The term “minority” literally means “fewer in number.” Dictionary definitions, however, include another notion: of being different from the social majority and subordinate to a dominant group. Being a “minority” is not about numbers. It is about social power. A group that outnumbers the “majority” but lacks power is a “minority.”
Based on census data, women are, indeed, 50.8% of the U.S. population. While they represent a plurality of Americans, women rank below men in “social power.” Women in business (my usual focus) represent a smaller percentage at each rung of the corporate ladder. Catalyst’s most recent report shows how the numbers drop. In the S&P 500, women are about 44% of total employees, 36% of mid-level managers, 25% of senior level executives, 9.5% of top earners and 5.8% of CEO’s (and just under 20% of corporate board members). Women continue to earn less than men for the same work and overall. Women, particularly single women, are more likely to be poor. According to the National Women’s Law Center, “more than one in eight women and more than one in three single-mother families are poor.”

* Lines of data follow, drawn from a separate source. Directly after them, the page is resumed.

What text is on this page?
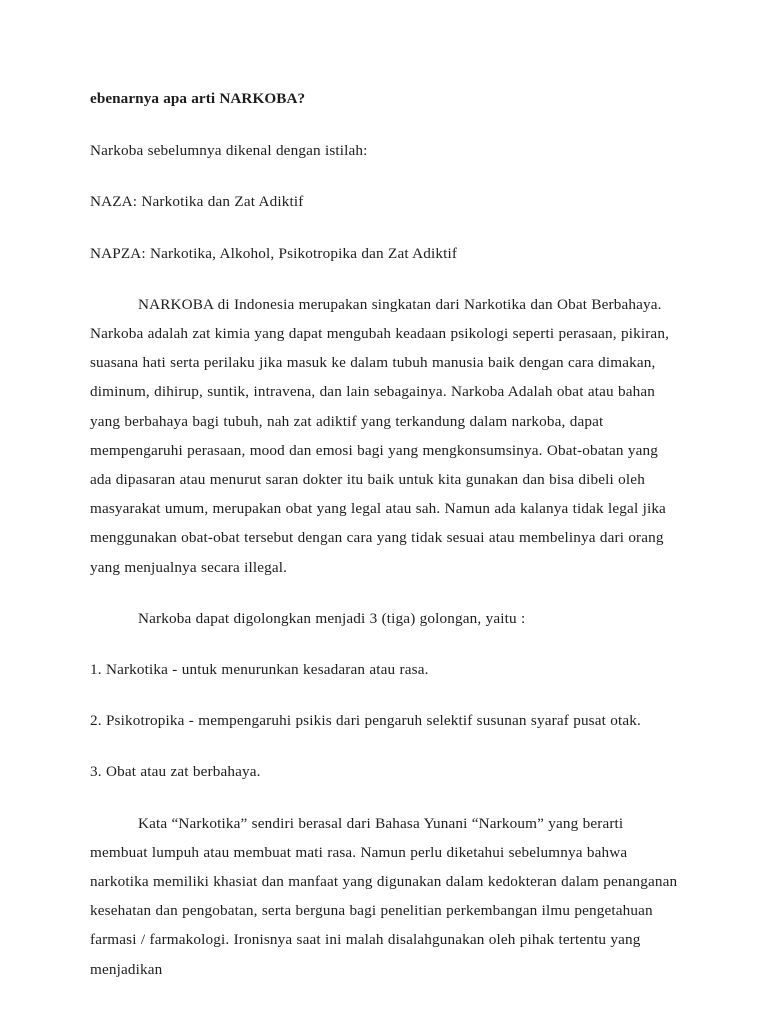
ebenarnya apa arti NARKOBA?

Narkoba sebelumnya dikenal dengan istilah:

NAZA: Narkotika dan Zat Adiktif

NAPZA: Narkotika, Alkohol, Psikotropika dan Zat Adiktif

NARKOBA di Indonesia merupakan singkatan dari Narkotika dan Obat Berbahaya. Narkoba adalah zat kimia yang dapat mengubah keadaan psikologi seperti perasaan, pikiran, suasana hati serta perilaku jika masuk ke dalam tubuh manusia baik dengan cara dimakan, diminum, dihirup, suntik, intravena, dan lain sebagainya. Narkoba Adalah obat atau bahan yang berbahaya bagi tubuh, nah zat adiktif yang terkandung dalam narkoba, dapat mempengaruhi perasaan, mood dan emosi bagi yang mengkonsumsinya. Obat-obatan yang ada dipasaran atau menurut saran dokter itu baik untuk kita gunakan dan bisa dibeli oleh masyarakat umum, merupakan obat yang legal atau sah. Namun ada kalanya tidak legal jika menggunakan obat-obat tersebut dengan cara yang tidak sesuai atau membelinya dari orang yang menjualnya secara illegal.

Narkoba dapat digolongkan menjadi 3 (tiga) golongan, yaitu :

1. Narkotika - untuk menurunkan kesadaran atau rasa.

2. Psikotropika - mempengaruhi psikis dari pengaruh selektif susunan syaraf pusat otak.

3. Obat atau zat berbahaya.

Kata “Narkotika” sendiri berasal dari Bahasa Yunani “Narkoum” yang berarti membuat lumpuh atau membuat mati rasa. Namun perlu diketahui sebelumnya bahwa narkotika memiliki khasiat dan manfaat yang digunakan dalam kedokteran dalam penanganan kesehatan dan pengobatan, serta berguna bagi penelitian perkembangan ilmu pengetahuan farmasi / farmakologi. Ironisnya saat ini malah disalahgunakan oleh pihak tertentu yang menjadikan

BOA CEO is a male, most of his directs are males. All of these decisions being made are by males. Think about how many roles women have. They work a full-time job, they’re a mom, a care taker of the home ensuring everything gets done. Now imagine a single mom who has to worry about meeting all of those challenges alone.
Inflation and high gas prices will have more of an impact on women, especially single moms. The bank is too busy pushing their own diversity and inclusion agenda for an extremely small minority group when the biggest population being affected are women. Working from home allows women to stay in the workforce, be better parents and employees without having to worry about economic and childcare challenges. Statistics have show more women left the workforce during Covid.